When Indian Prime Minister Narendra Modi likened Nepal-India relations with the links between the Himalayas and the sagar, many thought he was offering an alternative to the Nehru doctrine. The doctrine, which regarded the Himalayas as India’s natural frontier in the north, was never received well in Nepal. Given Modi’s grooming in the RSS and his dislike for Nehru, it seemed that the Indian PM was putting forth a doctrine that stressed on the civilisational links between the two countries as the best guarantor of each other’s interests.
But the phrase he used during his first visit to the Himalayan nation in July 2014 got buried in the deep distrust between the two nations in the following years. The curtness that dominated Nepal India relations after September 2015 — when a 134-day blockade by India caused a shortage of essential commodities, including petroleum products — turned into a blessing in disguise for the then PM K P Oli, making him turn to China. China too shed its past reluctance and agreed to take India’s place.
Oli returned as the PM this year with a sweeping mandate on an anti-India plank. However, he chose not to break away from the undeclared tradition of Nepali prime ministers making their first official visit to India. Back home on Sunday after spending a little less than 60 hours in India, he said the relations between the two neighbours are “firmly on track, and it will remain smooth forever, if spoilers do not succeed.”
In Delhi, Oli and Modi talked about connecting “Sagarmatha with the sea,” not as an alternative to Nehru’s security-driven approach but in a slightly different context. A 12-point joint communique, issued a day before Oli returned home— in contrast to both sides failing to issue one during Oli’s earlier visit in February 2016 — said India would be funding construction of a railway track between Raxaul in Bihar and Kathmandu. It would also explore possibilities of inland water ways connecting Kursela in Bihar to Chatara in Nepal. India also agreed to develop Nepal’s agri-sectors. Incidentally, these are sectors in which China has also shown interest. Whether India’s offer for rail connectivity will block China’s plan for a Lhasa-Kathmandu-Lumbini railway connection or force it to review this project, will be known when Oli visits China in the not-so -distant future.

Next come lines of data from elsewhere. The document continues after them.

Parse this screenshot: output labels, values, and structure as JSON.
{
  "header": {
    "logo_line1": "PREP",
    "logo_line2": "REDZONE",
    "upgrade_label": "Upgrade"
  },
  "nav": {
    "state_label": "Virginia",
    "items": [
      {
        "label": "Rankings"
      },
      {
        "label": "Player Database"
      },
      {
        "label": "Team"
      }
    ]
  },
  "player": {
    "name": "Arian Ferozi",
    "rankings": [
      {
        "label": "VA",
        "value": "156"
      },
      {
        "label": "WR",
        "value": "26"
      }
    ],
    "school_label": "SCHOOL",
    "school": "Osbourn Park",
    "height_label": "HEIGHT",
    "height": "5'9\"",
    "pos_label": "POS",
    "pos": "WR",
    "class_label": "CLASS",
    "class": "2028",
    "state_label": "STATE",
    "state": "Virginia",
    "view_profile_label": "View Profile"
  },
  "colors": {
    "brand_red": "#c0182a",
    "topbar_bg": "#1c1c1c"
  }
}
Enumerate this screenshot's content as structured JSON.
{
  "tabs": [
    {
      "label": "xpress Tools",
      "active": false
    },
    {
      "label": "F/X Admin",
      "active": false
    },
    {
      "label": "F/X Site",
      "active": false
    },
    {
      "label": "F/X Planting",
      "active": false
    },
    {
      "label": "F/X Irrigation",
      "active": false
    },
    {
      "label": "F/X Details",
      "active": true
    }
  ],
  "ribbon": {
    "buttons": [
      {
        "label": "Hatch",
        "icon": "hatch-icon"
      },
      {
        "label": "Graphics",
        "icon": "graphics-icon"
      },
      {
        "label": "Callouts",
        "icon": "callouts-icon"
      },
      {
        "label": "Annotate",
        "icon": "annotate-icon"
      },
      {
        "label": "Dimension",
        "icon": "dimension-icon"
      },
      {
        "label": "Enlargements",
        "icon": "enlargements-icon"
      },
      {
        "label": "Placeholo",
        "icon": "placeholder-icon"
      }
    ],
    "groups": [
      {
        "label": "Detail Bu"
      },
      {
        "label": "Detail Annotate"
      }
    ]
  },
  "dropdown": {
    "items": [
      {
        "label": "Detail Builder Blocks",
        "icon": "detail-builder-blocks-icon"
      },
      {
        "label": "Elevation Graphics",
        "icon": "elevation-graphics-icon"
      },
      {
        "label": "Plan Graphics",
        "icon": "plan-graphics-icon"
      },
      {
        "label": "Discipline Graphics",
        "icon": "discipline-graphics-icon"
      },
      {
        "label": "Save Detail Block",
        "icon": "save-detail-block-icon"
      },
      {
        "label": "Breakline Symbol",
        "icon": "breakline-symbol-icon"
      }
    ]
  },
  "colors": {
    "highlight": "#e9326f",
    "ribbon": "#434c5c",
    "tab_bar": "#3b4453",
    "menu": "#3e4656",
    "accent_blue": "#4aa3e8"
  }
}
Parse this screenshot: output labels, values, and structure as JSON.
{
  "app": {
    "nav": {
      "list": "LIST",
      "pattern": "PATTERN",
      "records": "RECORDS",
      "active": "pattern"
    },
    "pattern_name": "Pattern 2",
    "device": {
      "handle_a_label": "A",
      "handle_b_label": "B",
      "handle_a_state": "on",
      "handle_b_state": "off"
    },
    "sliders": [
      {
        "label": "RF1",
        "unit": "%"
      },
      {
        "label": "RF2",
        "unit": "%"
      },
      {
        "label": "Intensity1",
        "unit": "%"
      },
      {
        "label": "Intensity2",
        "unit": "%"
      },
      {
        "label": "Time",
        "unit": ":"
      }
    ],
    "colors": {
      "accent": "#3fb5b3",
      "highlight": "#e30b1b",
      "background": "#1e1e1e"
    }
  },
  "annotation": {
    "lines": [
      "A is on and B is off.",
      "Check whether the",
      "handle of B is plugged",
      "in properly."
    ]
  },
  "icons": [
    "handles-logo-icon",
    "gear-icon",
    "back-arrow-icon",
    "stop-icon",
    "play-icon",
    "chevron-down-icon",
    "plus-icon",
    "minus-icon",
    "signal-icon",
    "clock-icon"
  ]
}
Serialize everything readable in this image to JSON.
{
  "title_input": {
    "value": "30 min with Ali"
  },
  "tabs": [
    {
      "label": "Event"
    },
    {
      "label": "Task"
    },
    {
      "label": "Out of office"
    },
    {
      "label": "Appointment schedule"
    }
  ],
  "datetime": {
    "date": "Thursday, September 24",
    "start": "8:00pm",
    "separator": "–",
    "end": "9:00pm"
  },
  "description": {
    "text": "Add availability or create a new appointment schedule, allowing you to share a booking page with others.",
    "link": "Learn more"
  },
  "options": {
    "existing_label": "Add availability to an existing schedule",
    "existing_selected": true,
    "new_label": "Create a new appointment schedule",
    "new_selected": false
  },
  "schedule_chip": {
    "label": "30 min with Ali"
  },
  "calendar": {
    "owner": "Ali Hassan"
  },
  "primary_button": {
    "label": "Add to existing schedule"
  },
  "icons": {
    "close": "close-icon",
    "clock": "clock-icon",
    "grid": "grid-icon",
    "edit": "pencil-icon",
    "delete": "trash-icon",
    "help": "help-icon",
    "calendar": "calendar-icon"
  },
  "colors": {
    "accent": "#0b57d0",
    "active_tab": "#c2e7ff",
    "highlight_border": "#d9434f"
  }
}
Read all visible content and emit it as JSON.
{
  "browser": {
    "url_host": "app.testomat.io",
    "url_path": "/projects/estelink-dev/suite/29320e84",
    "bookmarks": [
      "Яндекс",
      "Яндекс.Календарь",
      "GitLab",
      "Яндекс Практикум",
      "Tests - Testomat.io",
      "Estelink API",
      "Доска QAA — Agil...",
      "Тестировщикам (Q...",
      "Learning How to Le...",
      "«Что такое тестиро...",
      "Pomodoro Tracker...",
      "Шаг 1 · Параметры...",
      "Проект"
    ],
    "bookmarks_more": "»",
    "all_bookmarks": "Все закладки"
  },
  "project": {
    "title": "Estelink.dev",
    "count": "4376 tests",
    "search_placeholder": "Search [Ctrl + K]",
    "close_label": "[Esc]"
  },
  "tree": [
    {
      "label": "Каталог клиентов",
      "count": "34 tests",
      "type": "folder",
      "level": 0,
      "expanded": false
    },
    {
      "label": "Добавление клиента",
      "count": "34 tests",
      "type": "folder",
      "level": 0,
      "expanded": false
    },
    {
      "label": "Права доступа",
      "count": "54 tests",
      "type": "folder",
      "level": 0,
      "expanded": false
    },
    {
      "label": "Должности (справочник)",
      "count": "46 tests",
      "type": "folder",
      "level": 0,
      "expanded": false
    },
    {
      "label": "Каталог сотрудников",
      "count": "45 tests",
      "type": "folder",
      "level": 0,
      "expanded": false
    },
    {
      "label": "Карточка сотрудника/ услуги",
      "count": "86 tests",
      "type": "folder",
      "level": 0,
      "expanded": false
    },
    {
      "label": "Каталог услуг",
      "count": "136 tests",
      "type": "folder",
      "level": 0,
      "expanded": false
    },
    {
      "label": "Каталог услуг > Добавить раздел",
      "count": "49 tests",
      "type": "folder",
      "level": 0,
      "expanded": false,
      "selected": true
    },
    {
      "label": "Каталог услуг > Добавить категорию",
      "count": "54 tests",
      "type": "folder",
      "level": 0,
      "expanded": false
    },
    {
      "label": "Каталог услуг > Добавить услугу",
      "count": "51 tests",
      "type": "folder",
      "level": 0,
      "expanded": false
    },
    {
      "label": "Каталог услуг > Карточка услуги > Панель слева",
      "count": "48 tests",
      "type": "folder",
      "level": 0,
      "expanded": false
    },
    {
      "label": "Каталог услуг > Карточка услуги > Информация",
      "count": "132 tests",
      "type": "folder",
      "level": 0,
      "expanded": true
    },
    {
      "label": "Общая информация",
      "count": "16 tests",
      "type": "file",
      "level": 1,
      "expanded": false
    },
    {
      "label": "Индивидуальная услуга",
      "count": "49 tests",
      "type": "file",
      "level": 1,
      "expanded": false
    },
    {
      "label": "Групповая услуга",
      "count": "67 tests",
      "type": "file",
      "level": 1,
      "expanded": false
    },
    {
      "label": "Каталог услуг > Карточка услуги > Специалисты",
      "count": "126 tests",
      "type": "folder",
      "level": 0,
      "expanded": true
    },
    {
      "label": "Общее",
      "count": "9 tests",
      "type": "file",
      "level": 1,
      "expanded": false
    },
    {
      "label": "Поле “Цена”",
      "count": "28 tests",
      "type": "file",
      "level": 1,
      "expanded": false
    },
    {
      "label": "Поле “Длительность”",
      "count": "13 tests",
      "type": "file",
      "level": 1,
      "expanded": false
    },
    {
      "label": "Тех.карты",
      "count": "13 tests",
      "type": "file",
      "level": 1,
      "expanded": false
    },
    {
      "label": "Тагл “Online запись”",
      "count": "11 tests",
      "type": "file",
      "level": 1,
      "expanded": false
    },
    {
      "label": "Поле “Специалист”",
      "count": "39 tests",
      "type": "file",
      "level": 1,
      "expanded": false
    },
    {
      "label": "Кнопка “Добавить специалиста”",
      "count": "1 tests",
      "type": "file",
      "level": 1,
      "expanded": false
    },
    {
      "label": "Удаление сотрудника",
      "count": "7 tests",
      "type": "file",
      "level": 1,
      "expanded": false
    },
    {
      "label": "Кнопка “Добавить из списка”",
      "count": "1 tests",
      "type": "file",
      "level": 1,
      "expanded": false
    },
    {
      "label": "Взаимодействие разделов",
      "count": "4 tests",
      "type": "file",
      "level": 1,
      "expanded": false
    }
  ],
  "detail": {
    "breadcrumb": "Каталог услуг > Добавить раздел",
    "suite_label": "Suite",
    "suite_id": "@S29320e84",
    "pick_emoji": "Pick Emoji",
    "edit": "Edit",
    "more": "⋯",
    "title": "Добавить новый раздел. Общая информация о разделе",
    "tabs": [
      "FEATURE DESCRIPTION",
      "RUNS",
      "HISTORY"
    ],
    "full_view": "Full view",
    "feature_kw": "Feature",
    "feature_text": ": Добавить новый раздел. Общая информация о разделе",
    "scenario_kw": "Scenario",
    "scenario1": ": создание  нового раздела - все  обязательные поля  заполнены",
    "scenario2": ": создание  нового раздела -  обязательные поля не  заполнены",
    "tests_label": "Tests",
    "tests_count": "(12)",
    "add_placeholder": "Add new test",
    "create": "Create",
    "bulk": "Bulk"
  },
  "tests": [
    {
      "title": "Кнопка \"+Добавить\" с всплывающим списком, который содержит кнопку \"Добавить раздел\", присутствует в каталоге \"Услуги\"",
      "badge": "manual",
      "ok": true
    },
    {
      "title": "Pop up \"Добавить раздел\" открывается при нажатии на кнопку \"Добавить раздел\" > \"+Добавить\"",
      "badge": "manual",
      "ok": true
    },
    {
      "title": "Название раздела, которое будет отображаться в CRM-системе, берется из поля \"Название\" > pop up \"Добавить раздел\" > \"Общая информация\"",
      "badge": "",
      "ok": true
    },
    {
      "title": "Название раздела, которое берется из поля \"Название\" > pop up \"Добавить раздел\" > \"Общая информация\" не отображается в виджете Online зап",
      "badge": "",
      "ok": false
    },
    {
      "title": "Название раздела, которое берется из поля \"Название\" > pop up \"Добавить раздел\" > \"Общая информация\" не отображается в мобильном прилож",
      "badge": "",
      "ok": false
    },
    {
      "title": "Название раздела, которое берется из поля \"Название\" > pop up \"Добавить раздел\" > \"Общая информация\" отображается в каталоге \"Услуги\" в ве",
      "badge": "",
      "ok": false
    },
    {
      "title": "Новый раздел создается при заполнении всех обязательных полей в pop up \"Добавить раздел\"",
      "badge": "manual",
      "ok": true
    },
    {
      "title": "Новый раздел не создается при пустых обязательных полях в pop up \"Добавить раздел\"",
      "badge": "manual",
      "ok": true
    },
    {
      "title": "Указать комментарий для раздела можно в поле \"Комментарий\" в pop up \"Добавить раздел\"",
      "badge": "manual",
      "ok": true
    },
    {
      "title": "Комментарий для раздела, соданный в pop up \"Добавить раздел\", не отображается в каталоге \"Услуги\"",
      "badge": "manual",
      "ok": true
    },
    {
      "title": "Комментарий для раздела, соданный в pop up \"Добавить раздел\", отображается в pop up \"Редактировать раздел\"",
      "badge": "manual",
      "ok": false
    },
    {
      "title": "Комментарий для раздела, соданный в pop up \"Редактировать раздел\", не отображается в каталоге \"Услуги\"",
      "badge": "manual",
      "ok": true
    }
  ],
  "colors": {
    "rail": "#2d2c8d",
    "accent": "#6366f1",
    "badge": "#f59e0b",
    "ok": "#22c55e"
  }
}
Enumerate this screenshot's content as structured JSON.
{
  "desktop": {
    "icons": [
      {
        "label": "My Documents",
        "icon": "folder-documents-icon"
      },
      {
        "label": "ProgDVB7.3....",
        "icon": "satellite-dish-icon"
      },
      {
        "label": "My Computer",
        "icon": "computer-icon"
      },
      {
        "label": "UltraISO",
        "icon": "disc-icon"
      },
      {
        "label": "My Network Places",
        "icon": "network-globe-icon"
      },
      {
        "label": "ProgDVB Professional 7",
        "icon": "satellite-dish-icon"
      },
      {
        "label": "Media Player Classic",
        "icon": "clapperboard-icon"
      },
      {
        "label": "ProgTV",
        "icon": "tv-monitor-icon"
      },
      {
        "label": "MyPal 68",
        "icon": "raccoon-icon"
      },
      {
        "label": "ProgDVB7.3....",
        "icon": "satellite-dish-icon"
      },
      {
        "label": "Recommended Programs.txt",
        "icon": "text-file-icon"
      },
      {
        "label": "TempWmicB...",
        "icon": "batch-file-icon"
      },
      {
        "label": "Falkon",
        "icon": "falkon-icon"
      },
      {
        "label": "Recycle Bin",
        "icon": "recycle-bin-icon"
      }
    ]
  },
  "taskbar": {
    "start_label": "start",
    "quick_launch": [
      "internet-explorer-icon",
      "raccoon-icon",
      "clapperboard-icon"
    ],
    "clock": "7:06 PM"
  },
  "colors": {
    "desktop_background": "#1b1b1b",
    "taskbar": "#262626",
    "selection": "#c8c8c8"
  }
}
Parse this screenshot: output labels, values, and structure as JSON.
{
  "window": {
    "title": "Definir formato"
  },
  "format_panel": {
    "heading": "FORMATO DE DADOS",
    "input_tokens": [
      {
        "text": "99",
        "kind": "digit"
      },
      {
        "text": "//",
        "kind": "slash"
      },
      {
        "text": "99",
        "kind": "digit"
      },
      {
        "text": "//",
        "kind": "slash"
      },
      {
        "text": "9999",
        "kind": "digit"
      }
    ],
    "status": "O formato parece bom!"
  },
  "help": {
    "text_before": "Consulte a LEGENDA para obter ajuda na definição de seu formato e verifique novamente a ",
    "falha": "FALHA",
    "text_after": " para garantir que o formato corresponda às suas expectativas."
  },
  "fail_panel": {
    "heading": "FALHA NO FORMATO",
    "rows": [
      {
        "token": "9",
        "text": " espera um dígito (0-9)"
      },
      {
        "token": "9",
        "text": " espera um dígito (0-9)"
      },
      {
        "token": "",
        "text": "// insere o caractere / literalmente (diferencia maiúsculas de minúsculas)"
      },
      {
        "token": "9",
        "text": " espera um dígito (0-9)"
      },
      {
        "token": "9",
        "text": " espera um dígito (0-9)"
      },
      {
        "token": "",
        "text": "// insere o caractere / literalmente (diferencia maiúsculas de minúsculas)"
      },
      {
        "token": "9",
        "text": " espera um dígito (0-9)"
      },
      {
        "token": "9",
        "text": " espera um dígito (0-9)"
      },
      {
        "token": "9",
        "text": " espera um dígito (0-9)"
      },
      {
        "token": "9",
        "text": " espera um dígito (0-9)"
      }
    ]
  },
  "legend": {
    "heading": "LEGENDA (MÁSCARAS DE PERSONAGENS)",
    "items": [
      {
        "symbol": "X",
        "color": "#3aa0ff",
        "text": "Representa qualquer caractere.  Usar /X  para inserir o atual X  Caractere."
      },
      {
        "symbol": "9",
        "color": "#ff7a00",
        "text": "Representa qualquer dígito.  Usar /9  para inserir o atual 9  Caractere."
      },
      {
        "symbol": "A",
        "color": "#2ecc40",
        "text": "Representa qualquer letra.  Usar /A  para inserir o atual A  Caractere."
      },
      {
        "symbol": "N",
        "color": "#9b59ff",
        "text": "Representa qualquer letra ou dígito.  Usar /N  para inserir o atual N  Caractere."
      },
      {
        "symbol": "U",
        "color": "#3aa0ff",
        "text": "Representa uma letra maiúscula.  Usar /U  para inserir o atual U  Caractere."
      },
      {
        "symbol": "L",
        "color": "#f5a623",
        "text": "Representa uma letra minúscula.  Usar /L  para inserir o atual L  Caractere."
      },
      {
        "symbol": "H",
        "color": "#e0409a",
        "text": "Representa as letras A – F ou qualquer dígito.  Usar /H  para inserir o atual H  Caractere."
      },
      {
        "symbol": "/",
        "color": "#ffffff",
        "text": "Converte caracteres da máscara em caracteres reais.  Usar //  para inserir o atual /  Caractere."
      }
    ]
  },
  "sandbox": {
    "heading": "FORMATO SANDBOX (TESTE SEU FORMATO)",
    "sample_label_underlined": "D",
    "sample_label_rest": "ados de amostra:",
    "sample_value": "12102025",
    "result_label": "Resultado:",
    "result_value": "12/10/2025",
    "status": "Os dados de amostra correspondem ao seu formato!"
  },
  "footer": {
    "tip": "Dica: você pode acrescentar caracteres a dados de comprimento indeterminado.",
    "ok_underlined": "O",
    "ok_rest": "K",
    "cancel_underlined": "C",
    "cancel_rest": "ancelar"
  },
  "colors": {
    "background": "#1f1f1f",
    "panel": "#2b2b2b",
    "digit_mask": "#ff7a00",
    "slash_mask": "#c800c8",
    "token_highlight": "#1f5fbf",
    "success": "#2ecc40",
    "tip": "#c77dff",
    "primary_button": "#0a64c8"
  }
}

China has enhanced its presence, investment and interest in Nepal during the political transition in the country during the past 12 years. During this period, India has openly collaborated with the European Union and western countries in deciding Nepal’s political agenda. Modi is expected to pay a return visit to Nepal, soon after the elections in Karnataka, and make one final attempt at regaining the space New Delhi lost after the blockade. With Oli back and satisfied, he has reasons to be confident that the left-saffron barrier will not come in the way of India making its way back into Nepal’s good books.
“Prime Minister Oli has been able to convince his Indian counterpart that relations between the two countries should be dictated by sovereign equality, mutual interest, respect for territorial integrity and principle of non-interference in each others internal matters,” a key member of Oli’s entourage said. But all this needs to be worked out beyond rhetoric.
Nepal’s traditional political actors — Nepali Congress, Communist Party of Nepal (UML) , the Maoists and the Madhes centric leaders — have largely been interacting with India’s Ministry of External Affairs and the country’s intelligence units during the UPA regime. Their interaction with the BJP is more on an individual than on an institutional basis. The BJP, of late, seems to be trying to address this gap. Even before Oli formally took over as PM, the party seems to have sent an important leader to meet him. Minister of External Affairs Sushma Swaraj then visited Kathmandu to invite Oli to Delhi on behalf of Modi.
Oli did not publicly raise the issue of the SAARC summit. This would have been seen with suspicion in New Delhi, especially after the Pakistani PM paid a brief but sudden visit to Kathmandu, ostensibly to congratulate Oli.
There is at least one reason why China should be happy about the outcome of Oli’s visit, at least the way the Nepali PM has presented it. China has always advised Nepal to assert its sovereignty vis-a-vis India as well as have cordial ties. Oli, the man largely perceived as pro-China by India, seems to have done so.